| Pressemeldung | Nr. 031

Predigt von Bischof Dr. Franz-Josef Bode, stellvertretender Vorsitzender der Deutschen Bischofskonferenz

Eucharistiefeier zur Frühjahrs-Vollversammlung der Deutschen Bischofskonferenz in Vierzehnheiligen

Lesungen: Jona 3,1–10    
Evangelium: Lk 11,29–32

„Hier ist einer, der mehr ist als Jona.“ – „Hier ist einer, der mehr ist als Salomo.“ Liebe Schwestern und Brüder, das Wörtchen „mehr“ spielt in der Botschaft Jesu, ja im gesamten Heilsplan Gottes eine besondere Rolle. Immer wieder geht es um das „Darüber hinaus“, das „Mehr als“, um den göttlichen Komparativ, möchte ich sagen. „Ihr seid mehr wert als viele Spatzen“ (Lk 12,7). „Wenn Gott die Lilien des Feldes schon so kleidet, wie viel mehr euch“ (vgl. Lk 12,28).

„Liebst du mich mehr als diese?“ wird Petrus gefragt (Joh 21,15). „Wenn eure Gerechtigkeit nicht weit größer ist als die der Schriftgelehrten und Pharisäer …“ (Mt 5,20). „Gott ist größer als unser Herz“ (1 Joh 3,20). – Dahinter steht der Komparativ Gottes.

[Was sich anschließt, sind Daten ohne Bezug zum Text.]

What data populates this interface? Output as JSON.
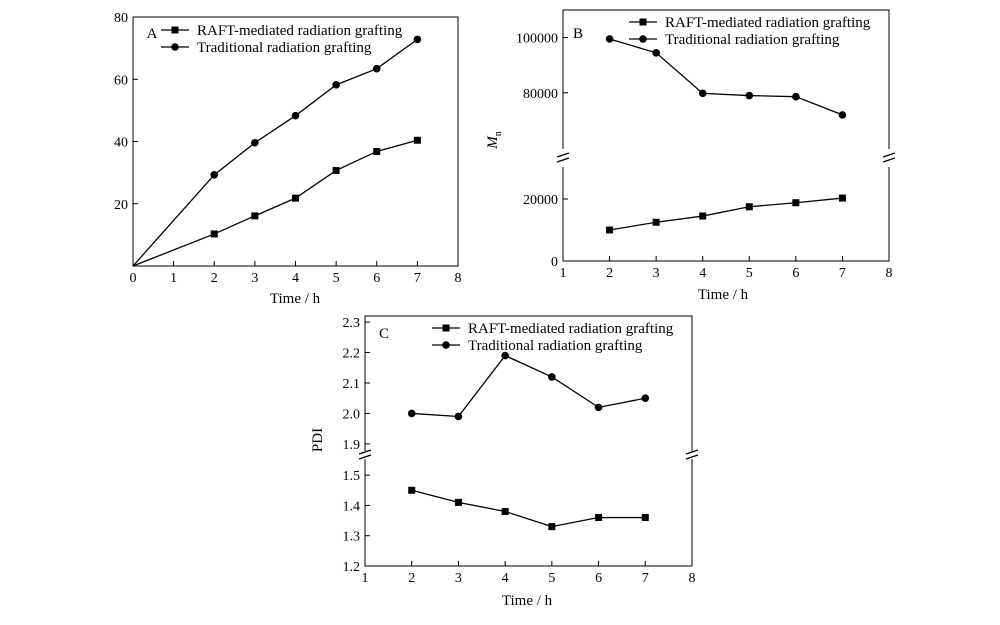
{
  "chart_data": [
    {
      "type": "line",
      "panel_label": "A",
      "xlabel": "Time / h",
      "ylabel": "",
      "xlim": [
        0,
        8
      ],
      "ylim": [
        0,
        80
      ],
      "xticks": [
        0,
        1,
        2,
        3,
        4,
        5,
        6,
        7,
        8
      ],
      "yticks": [
        20,
        40,
        60,
        80
      ],
      "legend_position": "top-right",
      "series": [
        {
          "name": "RAFT-mediated radiation grafting",
          "marker": "square",
          "x": [
            0,
            2,
            3,
            4,
            5,
            6,
            7
          ],
          "y": [
            0,
            10.3,
            16.1,
            21.8,
            30.7,
            36.8,
            40.4
          ]
        },
        {
          "name": "Traditional radiation grafting",
          "marker": "circle",
          "x": [
            0,
            2,
            3,
            4,
            5,
            6,
            7
          ],
          "y": [
            0,
            29.3,
            39.6,
            48.3,
            58.2,
            63.4,
            72.8
          ]
        }
      ]
    },
    {
      "type": "line",
      "panel_label": "B",
      "xlabel": "Time / h",
      "ylabel": "M",
      "ylabel_sub": "n",
      "xlim": [
        1,
        8
      ],
      "broken_axis": true,
      "ylim_lower": [
        0,
        30000
      ],
      "ylim_upper": [
        60000,
        110000
      ],
      "xticks": [
        1,
        2,
        3,
        4,
        5,
        6,
        7,
        8
      ],
      "yticks": [
        0,
        20000,
        80000,
        100000
      ],
      "legend_position": "top-right",
      "series": [
        {
          "name": "RAFT-mediated radiation grafting",
          "marker": "square",
          "x": [
            2,
            3,
            4,
            5,
            6,
            7
          ],
          "y": [
            10000,
            12500,
            14500,
            17500,
            18800,
            20300
          ]
        },
        {
          "name": "Traditional radiation grafting",
          "marker": "circle",
          "x": [
            2,
            3,
            4,
            5,
            6,
            7
          ],
          "y": [
            99500,
            94500,
            79800,
            79000,
            78600,
            72000
          ]
        }
      ]
    },
    {
      "type": "line",
      "panel_label": "C",
      "xlabel": "Time / h",
      "ylabel": "PDI",
      "xlim": [
        1,
        8
      ],
      "broken_axis": true,
      "ylim_lower": [
        1.2,
        1.55
      ],
      "ylim_upper": [
        1.88,
        2.32
      ],
      "xticks": [
        1,
        2,
        3,
        4,
        5,
        6,
        7,
        8
      ],
      "yticks": [
        1.2,
        1.3,
        1.4,
        1.5,
        1.9,
        2.0,
        2.1,
        2.2,
        2.3
      ],
      "legend_position": "top-right",
      "series": [
        {
          "name": "RAFT-mediated radiation grafting",
          "marker": "square",
          "x": [
            2,
            3,
            4,
            5,
            6,
            7
          ],
          "y": [
            1.45,
            1.41,
            1.38,
            1.33,
            1.36,
            1.36
          ]
        },
        {
          "name": "Traditional radiation grafting",
          "marker": "circle",
          "x": [
            2,
            3,
            4,
            5,
            6,
            7
          ],
          "y": [
            2.0,
            1.99,
            2.19,
            2.12,
            2.02,
            2.05
          ]
        }
      ]
    }
  ]
}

Viele Gestalten der Kirchengeschichte haben sich darauf eingelassen, ließen sich von diesem „magis“ faszinieren und provozieren. „Alles zur größeren Ehre Gottes“ und „Deus semper maior“ bilden die Grundmelodie ignatianischer Spiritualität bis hin zu der menschlichen Erfahrung: „Es muss im Leben mehr als alles geben.“

Was das für Ignatius bedeutet, hat der geistliche Dichter Andreas Knapp sehr intensiv herausgestellt:

der Pilger

nicht mehr eingeschlossen
von der Wunschwelt im Stammschloss
herunter vom hohen Ross
zu Fuß nur und doch
entschlossen zur Ferne

mit der Muschel am Ohr
hörst du das Rauschen
deiner Sehnsucht Brandung
das gelobte Land aber
liegt diesseits des Meeres

durchlaufene Schuhe nur
führen dich ins Unbegangene
Wanderer zwischen Fernsicht und Heimweh
Grenzüberschreiter
ins immer mehr

Andreas Knapp, in: ders., Brennender als Feuer. Geistliche Gedichte, Würzburg 2004, S. 68

Wanderer zwischen Fernsicht und Heimweh, Grenzüberschreiter ins immer mehr. – Diese Grenzüberschreitung erwartet Jesus von uns, wenn er uns kein anderes Zeichen gibt als Jona und kein anderes als Salomo. Das ist die Herausforderung zur immer neuen Umkehr zum wahren Leben, das Christus selbst ist, und die Herausforderung zur immer neuen Freundschaft mit der Weisheit, die er selbst ist. Diese Grenzüberschreitung, diese Provokation, nicht bei sich selbst, nicht bei seiner eigenen Gewohnheit, nicht in seiner eigenen „Blase“ – sagen wir heute – zu bleiben, ist begründet in dem göttlichen Komparativ: Gott ist immer größer und mehr als wir denken, wissen, fühlen, aussprechen.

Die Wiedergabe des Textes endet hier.